Santana foi contemplada pela natureza, pois na época da safra nossa feira livre fica bem abastecida. Aqui o Pequi encontrou terra que favorece o seu cultivo, cabe a cada um de nós a proteção desse bioma que tem uma biodiversidade tão rica e frágil.

QUAL MINHA CONTRIBUIÇÃO COM O MEIO AMBIENTE?

Muitas vezes nos questionamos sobre isso e achamos que não estamos fazendo nada. De repente percebemos que de alguma maneira estamos contribuindo, orientando nossos filhos, alertando nossos alunos ou guardando um papel de bala no bolso para posteriormente coloca-lo num recipiente de lixo qualquer.
Quando o assunto é preservação ambiental logo pensamos em grandes florestas, rios, geleiras e por aí vai. Será que é só isso? A preservação ambiental também é feita de pequenas coisas. Separar por classes o lixo doméstico. Fazer a compostagem com o lixo orgânico. As nossas cidades ainda não possuem planos de saneamento básico e nem tratamento de resíduos sólidos. Sabemos que Santana tem esse plano, mas ainda faltam recursos para sua implantação. Isso é um grande avanço.

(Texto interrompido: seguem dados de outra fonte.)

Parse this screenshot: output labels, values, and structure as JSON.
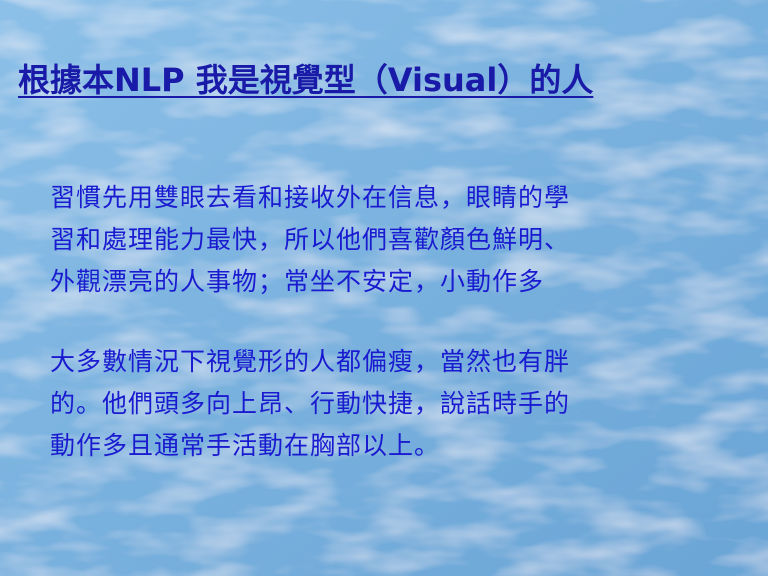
{
  "slide": {
    "title": "根據本NLP 我是視覺型（Visual）的人",
    "paragraphs": [
      {
        "lines": [
          "習慣先用雙眼去看和接收外在信息，眼睛的學",
          "習和處理能力最快，所以他們喜歡顏色鮮明、",
          "外觀漂亮的人事物；常坐不安定，小動作多"
        ]
      },
      {
        "lines": [
          "大多數情況下視覺形的人都偏瘦，當然也有胖",
          "的。他們頭多向上昂、行動快捷，說話時手的",
          "動作多且通常手活動在胸部以上。"
        ]
      }
    ]
  },
  "colors": {
    "background": "#7fb6e0",
    "title_text": "#1a1aa8",
    "body_text": "#1a1ad0"
  }
}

Recentemente estive em Aracajú SE a passeio e lá tivemos contato com um grupo de pessoas que se denominavam “Patrulha Ambiental” um trabalho maravilhoso que podemos implantar em Santana. A patrulha composta por adolescentes, orientada por um professor visita as praias de Aracajú e em cada mesa falavam sobre a importância de manter a praia e o ambiente limpos. Com jornais velhos confeccionam cestas pequenas que são distribuídas aos banhistas. A cestinha, muito bonita, pode servir como peça de artesanato ou como recipiente para a colocação de lixo. Uma ideia simples que pode ser implantada em nossa cidade.

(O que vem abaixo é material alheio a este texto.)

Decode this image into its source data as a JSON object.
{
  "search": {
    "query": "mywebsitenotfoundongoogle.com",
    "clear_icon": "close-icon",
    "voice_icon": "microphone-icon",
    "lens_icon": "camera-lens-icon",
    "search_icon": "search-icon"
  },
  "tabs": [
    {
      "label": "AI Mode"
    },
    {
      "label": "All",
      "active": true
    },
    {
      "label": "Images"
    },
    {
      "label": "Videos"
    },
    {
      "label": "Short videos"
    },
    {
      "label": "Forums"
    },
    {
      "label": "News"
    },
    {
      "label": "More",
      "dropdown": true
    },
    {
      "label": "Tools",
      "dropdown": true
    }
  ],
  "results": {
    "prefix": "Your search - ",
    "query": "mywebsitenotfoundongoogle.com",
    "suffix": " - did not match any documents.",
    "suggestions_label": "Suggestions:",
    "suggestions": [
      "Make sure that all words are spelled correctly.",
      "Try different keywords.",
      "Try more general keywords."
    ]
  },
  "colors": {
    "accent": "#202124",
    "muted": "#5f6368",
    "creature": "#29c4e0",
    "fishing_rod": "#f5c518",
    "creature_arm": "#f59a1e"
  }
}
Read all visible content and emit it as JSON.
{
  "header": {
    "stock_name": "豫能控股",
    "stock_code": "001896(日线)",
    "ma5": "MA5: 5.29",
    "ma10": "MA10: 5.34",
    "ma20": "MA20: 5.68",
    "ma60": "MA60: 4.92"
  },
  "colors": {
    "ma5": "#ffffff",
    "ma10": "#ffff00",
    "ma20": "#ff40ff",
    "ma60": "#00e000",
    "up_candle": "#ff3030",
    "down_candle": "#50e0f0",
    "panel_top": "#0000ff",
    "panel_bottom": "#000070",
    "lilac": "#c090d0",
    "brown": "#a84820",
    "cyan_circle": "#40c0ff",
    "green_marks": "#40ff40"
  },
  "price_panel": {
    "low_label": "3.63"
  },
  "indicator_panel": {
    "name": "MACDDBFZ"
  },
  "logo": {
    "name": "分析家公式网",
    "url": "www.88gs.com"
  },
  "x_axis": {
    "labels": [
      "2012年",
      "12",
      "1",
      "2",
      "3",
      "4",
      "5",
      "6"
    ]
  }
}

Segundo Tânia Andrade e Valdith Jerônimo em seu livro “Meio Ambiente Lixo e Educação Ambiental” ela nos dá uma definição correta sobre o que é lixo:
Lixo, denominado tecnicamente de RESÍDUOS, é o resultado de restos ou sujeiras das atividades das pessoas em sua vida diária. Como exemplos podemos citar: restos de comida, embalagens vazias, vidros quebrados, dentre outros. Podemos também dizer que lixo é tudo que não nos serve mais e queremos descartar. Entretanto, é bom nos lembrarmos de que o lixo que não nos serve mais pode vir a ter utilidade para outra pessoa, passando então, a não ser considerado lixo.

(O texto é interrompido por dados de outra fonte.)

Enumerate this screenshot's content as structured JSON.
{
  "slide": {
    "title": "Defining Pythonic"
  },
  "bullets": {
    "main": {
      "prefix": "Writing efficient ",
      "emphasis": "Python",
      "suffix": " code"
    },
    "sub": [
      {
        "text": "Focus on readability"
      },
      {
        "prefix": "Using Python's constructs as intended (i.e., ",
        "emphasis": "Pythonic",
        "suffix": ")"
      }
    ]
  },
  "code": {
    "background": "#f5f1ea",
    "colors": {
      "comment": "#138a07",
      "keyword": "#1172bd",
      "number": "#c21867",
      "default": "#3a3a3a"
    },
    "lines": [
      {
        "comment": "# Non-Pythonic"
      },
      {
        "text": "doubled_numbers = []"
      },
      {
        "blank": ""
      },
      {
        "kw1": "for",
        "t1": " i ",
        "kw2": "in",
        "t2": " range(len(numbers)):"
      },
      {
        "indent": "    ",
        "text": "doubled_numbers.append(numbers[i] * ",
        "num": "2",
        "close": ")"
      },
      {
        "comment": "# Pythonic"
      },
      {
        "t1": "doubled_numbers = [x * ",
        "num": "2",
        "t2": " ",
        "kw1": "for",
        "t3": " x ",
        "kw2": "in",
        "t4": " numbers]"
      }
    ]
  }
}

                Leia a entrevista que fizos com os integrantes da “Patrulha Ambiental” em Aracaju SE e veja as fotos com o modelo de cesta de lixo fabricada pelos componentes da equipe.

Integra da entrevista concedida ao Blog do Jornal Opinião em Aracaju SE, na Praia de Parati.
“Qual a função da Patrulha Ambiental e de quem é essa iniciativa?
A Patrulha Ambiental é um projeto do Colégio Arquidiocesano de Aracajú SE, que tem como objetivo conscientizar os frequentadores de praia para a importância de manter as praias limpas, com adoção de hábitos simples. Essa coisa de comer o pastel, deixar o papel em cima da mesa porque o garçom vem apanhar depois, não funciona. Esse lixo vai acabar poluindo a praia. O que acontece, a gente já coloca a cestinha na mesa e conscientiza os banhistas para que criem o costume de acondicionar o seu lixo de forma adequada evitando a poluição da praia.”
Bem que poderíamos criar uma Patrulha Ambiental em Santana. E começar essa atividade conscientizando os frequentadores da Praça de Eventos Léo Braga” o que vocês acham?